Ron Paul - "The Revolution: A Manifesto"

Glenn Reynolds (Instapundit) has published his review of Ron Paul's "The Revolution: A Manifesto" and over all I would say it is mildly positive, so maybe the book isn't a total waste of time. Reynolds said something though that bothered me, and I also hear this from a lot of conservatives and it bothers me from them too:

Paul is surely right that the federal government has expanded its powers far beyond anything the Framers contemplated, involving itself in things, like public education, that are best left to the states and to private entities.


In and of itself I agree that the federal government is too large and too bloated and that many responsibilities should be devolved to state and local communities, but I find the idea that the reason for doing so isn't governmental efficiency and maximum personal freedom but the fact that the "founders didn't contemplate it" to be troubling.

The founders also didn't contemplate allowing women and non-landowners to vote. Should we return to a system in which what is essentially a small landed aristocracy controls the country? The founders appear to reject the idea of a standing army. Should we have not fought and won the cold war?

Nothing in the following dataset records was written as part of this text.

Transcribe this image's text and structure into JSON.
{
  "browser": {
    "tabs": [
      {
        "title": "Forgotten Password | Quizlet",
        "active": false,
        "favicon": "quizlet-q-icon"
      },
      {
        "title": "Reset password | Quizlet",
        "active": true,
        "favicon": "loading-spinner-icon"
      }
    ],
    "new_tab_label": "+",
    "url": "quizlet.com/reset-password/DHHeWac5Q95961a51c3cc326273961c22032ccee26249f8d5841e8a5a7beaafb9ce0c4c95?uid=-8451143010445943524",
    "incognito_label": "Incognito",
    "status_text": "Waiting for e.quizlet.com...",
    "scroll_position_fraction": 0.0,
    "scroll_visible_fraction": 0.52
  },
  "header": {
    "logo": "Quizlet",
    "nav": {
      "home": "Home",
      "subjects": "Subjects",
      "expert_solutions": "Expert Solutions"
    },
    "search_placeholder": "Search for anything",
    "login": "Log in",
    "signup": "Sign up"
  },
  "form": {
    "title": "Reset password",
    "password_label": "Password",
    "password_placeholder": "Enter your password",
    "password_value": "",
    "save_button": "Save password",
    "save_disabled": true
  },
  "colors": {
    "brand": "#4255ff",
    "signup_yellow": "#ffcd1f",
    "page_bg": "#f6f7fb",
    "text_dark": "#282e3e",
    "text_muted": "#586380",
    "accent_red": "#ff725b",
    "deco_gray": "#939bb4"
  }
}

There were lots of other things that the founders didn't contemplate in America's shift from an agrarian, mainly homogeneous, rural society to an industrial, urban, culturally diverse one. That is why they included both the necessary and proper clause and a method of amending the Constitution.

Like Justice Scalia I reject the idea of the "Living Constitution", in fact I agree with him that originalism is the proper method for interpretation, but I also realize that trying to freeze a society in time is a recipe for disaster. That is one of the major disagreements I have with the tear it all down school of conservatism / libertarianism.